Notice ID: RFI250010
The AO is interested in hearing from vendors that have experience with similar assessment type work for large cloud-based software applications that utilize cloud native technologies and modern development methods. Vendors interested in responding to this RFI should have experience in the following areas:
- Specialization in Application and Security Assessments: Demonstrated expertise in assessing large scale cloud-based software applications, particularly those that handle sensitive data and operate in high-security environments.
- Experience with Security Standards: A proven track record of working with industry recognized security frameworks and standards (e.g., NIST, ISO 27001, GDPR, HIPAA) and the ability to adopt agency-specific security framework.
- Cloud-Native development Expertise: Experience with cloud-native technologies, including serverless architectures, containerization (e.g., Kubernetes, Docker), and cloud environments such as AWS, Azure, Google and Oracle Cloud.

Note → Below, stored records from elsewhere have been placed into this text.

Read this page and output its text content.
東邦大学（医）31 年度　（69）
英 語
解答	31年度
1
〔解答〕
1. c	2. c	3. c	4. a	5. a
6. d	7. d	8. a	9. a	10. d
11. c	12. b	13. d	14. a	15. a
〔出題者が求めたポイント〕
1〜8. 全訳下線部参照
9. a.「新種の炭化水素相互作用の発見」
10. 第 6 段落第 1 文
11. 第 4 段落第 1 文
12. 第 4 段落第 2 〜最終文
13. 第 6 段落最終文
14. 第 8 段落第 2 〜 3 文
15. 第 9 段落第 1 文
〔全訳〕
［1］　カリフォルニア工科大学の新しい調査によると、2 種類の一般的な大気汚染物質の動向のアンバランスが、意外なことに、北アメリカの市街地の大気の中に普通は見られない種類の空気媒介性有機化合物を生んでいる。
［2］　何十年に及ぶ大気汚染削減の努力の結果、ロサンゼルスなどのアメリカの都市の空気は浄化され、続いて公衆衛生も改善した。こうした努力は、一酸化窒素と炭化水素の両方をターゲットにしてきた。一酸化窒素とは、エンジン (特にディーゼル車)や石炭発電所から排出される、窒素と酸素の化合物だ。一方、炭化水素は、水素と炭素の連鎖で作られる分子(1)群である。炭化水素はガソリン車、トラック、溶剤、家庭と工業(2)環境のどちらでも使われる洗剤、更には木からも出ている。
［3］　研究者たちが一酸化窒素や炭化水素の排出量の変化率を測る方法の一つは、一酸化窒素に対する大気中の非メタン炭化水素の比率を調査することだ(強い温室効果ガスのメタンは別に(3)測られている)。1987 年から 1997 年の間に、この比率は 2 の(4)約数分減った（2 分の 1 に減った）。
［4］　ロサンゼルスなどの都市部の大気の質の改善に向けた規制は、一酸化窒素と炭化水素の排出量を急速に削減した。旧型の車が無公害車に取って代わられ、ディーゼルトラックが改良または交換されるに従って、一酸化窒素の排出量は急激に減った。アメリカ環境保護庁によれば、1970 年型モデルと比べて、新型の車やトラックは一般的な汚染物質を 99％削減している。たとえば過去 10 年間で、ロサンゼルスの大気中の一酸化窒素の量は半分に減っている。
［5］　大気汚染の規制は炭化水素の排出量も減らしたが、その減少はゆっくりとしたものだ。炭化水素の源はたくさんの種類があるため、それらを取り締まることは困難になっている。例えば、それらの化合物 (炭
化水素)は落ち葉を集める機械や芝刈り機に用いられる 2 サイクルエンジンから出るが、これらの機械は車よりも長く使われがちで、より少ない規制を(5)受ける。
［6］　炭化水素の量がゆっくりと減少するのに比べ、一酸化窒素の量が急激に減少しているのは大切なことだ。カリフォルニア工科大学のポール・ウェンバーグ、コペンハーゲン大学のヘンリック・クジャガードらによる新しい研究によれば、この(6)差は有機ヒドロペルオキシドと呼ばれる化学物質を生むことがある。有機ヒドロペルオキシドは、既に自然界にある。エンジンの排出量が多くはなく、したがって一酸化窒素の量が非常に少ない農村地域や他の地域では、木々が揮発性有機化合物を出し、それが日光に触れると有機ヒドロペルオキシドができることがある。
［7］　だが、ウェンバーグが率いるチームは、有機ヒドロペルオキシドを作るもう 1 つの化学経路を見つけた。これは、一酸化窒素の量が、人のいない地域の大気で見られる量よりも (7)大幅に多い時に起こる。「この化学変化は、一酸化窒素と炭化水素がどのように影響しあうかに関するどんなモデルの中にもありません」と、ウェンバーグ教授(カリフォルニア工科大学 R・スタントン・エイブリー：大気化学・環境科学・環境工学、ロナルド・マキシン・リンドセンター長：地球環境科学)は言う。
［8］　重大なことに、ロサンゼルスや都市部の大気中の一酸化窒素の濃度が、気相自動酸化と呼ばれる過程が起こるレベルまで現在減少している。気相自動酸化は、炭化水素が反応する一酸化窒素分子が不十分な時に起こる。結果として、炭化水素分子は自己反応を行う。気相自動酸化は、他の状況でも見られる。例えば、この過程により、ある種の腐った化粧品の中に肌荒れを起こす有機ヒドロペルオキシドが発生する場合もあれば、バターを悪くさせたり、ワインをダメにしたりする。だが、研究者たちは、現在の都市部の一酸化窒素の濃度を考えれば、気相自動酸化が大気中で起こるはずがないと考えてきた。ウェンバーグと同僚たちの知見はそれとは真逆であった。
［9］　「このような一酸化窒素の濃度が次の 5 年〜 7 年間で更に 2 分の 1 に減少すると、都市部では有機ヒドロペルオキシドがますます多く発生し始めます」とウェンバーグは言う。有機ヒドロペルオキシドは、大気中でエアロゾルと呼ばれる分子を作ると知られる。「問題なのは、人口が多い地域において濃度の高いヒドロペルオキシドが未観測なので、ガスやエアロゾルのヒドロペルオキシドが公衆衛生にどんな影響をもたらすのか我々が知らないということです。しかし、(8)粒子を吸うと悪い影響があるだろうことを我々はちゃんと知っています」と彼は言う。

- Cybersecurity Expertise: Extensive experience in cybersecurity, particularly in the context of cloud-based applications, threat mitigation, data protection, and incident response.
- Government or High-Security Experience: Experience in performing audits for government agencies, or organizations handling sensitive or classified data is highly preferred.
- Independent and Objective Evaluation: The ability to provide an independent, third-party perspective with no current or future vested interest in the development or operational aspects of the application and the environment that it will operate in.